4. L'arrêté d'alignement en litige définit la limite de la propriété de la requérante au droit de la parcelle cadastrée A 1185 avec la voie communale. D'une part, il ne ressort pas des pièces du dossier et il n'est pas davantage allégué que le territoire de la commune d'Argot-Dessus serait couvert par un plan d'alignement. D'autre part, si la requérante fait valoir qu'il faudrait fixer l'alignement de la parcelle dont elle est propriétaire dans le prolongement de la façade ouest de la maison située sur la parcelle cadastrée 1154, il ne ressort pas des pièces du dossier et, notamment du croquis annexé à l'arrêté d'alignement ainsi que des extraits du plan cadastral, que l'alignement n'aurait pas été opéré au droit de la propriété de Mme A, parcelle A 1185 en respectant les limites réelles de la voie publique. Par ailleurs et au surplus, les circonstances que Mme A n'a eu connaissance de l'arrête en litige que le 20 juillet 2022 et qu'elle n'était pas présente lors de la visite sur place sont sans incidence sur sa légalité.
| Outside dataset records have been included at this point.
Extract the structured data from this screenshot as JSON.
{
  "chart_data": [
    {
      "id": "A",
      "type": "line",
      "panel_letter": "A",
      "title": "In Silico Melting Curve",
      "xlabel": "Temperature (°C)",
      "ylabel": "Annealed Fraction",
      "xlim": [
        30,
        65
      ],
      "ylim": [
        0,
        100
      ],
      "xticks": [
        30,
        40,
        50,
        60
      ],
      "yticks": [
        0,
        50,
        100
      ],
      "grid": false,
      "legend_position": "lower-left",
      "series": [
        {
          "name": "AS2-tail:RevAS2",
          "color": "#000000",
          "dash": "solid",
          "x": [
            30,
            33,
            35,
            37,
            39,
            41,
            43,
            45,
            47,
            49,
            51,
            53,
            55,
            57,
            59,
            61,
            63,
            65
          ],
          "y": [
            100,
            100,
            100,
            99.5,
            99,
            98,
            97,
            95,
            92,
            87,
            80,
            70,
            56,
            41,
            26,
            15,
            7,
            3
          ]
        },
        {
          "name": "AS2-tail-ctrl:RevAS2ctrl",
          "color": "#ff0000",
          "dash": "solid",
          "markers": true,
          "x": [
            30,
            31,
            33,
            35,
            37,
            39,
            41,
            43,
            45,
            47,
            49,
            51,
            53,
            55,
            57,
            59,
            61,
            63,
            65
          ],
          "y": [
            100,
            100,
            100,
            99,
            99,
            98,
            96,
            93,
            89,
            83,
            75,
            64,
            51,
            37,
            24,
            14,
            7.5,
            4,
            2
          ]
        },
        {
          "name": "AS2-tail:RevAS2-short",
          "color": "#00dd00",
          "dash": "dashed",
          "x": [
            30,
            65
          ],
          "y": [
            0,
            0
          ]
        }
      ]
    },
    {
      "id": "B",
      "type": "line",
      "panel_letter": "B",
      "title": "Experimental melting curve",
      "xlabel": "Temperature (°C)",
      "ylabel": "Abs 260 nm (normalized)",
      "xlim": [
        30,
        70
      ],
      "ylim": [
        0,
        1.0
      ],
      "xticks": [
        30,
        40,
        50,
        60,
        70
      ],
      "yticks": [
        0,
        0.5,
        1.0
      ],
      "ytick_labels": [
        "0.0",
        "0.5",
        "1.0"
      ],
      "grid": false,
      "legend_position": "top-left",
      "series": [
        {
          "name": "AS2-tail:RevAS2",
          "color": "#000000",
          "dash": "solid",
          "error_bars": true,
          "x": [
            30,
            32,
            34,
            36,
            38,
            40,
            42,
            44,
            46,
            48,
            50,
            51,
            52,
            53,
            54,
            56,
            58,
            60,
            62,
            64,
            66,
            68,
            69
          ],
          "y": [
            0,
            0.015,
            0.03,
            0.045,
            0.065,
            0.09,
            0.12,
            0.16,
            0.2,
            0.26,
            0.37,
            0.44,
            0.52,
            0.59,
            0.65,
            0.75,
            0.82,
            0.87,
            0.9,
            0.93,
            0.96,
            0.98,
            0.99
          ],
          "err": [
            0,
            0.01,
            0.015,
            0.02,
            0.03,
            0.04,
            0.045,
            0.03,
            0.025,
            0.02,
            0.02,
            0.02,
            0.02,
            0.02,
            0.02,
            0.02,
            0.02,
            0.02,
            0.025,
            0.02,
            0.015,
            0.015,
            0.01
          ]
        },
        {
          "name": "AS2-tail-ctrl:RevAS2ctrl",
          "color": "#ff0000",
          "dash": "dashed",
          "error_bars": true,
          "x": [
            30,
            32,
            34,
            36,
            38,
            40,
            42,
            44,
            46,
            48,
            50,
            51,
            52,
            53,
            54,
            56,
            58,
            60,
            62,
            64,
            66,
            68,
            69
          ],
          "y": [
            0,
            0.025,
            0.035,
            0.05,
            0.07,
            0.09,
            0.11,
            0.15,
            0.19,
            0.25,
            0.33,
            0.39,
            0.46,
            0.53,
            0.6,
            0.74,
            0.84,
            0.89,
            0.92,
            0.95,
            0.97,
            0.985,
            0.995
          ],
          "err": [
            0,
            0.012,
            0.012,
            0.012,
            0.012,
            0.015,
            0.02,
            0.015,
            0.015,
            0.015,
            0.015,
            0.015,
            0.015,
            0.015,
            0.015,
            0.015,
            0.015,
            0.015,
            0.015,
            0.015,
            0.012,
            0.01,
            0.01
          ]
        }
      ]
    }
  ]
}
Par suite, et alors qu'ainsi qu'il est rappelé au point précédent, l'arrêté contesté n'emporte aucun effet sur le droit de propriété de Mme A, cette dernière n'est pas fondée à en solliciter l'annulation.

5. Il résulte de ce qui précède que les conclusions à fin d'annulation présentées par Mme A doivent être rejetées, ainsi que, par voie de conséquence, celles à fin d'injonction.

D E C I D E :

Article 1er : La requête de Mme A est rejetée.

Article 2 : Le présent jugement sera notifié à Mme B A et au maire d'Argut-Dessous.

Délibéré après l'audience du 21 janvier 2025, à laquelle siégeaient :

Mme Carotenuto, présidente,

Mme Soddu, première conseillère,

Mme Mérard, première conseillère.

Rendu public par mise à disposition au greffe le 4 février 2025.

La présidente-rapporteure,

S. CAROTENUTO

La première assesseure,

N. SODDULa greffière,

S. BALTIMORE

La République mande et ordonne au préfet de la Haute-Garonne en ce qui le concerne ou à tous commissaires de justice à ce requis en ce qui concerne les voies de droit commun, contre les parties privées, de pourvoir à l'exécution de la présente décision.